There are a few objections to the generations topic that we hear over and over again. “Aren’t you just stereotyping?” and “I think this is just life stage,” along with the very common, “this doesn’t apply to me – I fall between two generations.” This is a valid point, and we actually have a name for those that straddle two generations. But first, some context.
At BridgeWorks, when we study, speak, and consult on five distinct generations we break the birth years down as follows:
- Traditionalists, born prior to 1946
- Baby Boomers, born between 1946 and 1964
- Generation X, born between 1965 and1979
- Millennials, born between 1980 and 1995
- Gen Edge, born after 1996 and TBD
The events and conditions we experience in our formative years have a profound effect on who we are today. Which often begs the question we’re asked so often, “What if I was born between two generations?” It’s a great question, and we find that sometimes these people don’t identify specifically with one generation or another, and can feel a bit left out of the generational conversation.

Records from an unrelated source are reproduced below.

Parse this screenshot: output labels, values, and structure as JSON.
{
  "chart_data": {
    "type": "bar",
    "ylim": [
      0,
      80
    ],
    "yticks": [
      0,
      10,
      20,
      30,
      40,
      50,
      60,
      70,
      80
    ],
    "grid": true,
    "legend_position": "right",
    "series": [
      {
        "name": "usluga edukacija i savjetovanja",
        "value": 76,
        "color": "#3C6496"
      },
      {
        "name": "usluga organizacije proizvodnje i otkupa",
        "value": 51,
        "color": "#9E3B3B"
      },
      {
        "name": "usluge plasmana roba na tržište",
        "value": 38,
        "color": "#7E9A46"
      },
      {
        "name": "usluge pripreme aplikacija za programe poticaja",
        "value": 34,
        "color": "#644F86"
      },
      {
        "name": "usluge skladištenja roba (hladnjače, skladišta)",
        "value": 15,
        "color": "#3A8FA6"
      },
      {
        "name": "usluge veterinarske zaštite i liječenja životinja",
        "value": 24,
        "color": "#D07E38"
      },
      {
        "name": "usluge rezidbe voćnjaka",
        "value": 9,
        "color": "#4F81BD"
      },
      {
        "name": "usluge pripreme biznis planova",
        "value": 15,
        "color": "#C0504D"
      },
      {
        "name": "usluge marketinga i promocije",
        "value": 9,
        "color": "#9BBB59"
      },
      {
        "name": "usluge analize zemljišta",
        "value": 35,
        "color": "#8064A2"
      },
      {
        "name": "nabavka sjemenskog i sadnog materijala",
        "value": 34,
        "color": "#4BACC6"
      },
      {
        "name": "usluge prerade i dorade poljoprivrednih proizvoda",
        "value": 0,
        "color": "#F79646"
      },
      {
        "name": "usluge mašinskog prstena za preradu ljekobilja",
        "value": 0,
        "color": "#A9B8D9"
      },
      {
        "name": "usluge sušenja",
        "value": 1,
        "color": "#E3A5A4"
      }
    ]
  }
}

When Lynne Lancaster and David Stillman, founders of BridgeWorks, published When Generations Collide: Who They Are. Why They Clash. How to Solve the Generational Puzzle at Work, they dove into the subject in a chapter they called, Cusper the Friendly Ghost.
Simply put, “Cusper” is a term that references a person born on the cusp of two different generations. Why refer to them as “Friendly Ghosts?” Well, Cuspers can sometimes feel like they don’t have a part in the generational conversation. Because they share values and traits with the two generations they’re sandwiched between, they incorrectly believe that the topic of generations doesn’t apply to them.
A Baby Boomer/Generation X Cusper born in 1965 may not have strong memories of the Vietnam War and it’s effect on the nation, but they were affected by such events as the oil embargo and Watergate.
A Generation X/Millennial Cusper born in 1979 may in fact remember a time before their family home had a microwave, but had an email account by the time they reached college.
As a result, we have a segment of the population that isn’t quite sure where they “fit.”
“The numbers say I’m a Baby Boomer but I feel I identify with Generation X. WHAT AM I?!” We hear sentiments like this all the time. Never fear, Cuspers – you play an integral part in the generational conversation.
Our research shows that Cuspers are strong mediators, and are often able to see generational clashes from the perspective of two generations in a way that others often cannot. They serve as translators, peacemakers and troubleshooters. Their ability to act as generational liaisons can be invaluable to organizational communication.
Take for example this story:
Jessica, a Millennial, and her Gen X boss were on a conference call with a client. After the call, Jessica’s boss turned to her and said, “You couldn’t just sit there and listen for 20 minutes, why do you feel the need to constantly interject? What is it with your generation?!”
Jessica left the meeting feeling pretty deflated. She had thought she’d done the right thing in speaking up and sharing her voice and ideas during the call. She went to her mentor, who is 35, right on the cusp of Generation X and Millennials. After describing what had happened, her mentor was able to use her Cusper perspective to effortlessly explain what it was that annoyed Jessica’s Xer boss, how to handle those situations in the future and what she could do now to smooth things over.
Jessica told us that it completely changed the way she viewed what had transpired between her and her boss, and shaped their future interactions for the better.
So, fear not Cuspers. While you may not always know which generational box to check, know that you play a very important role in bridging generational divides.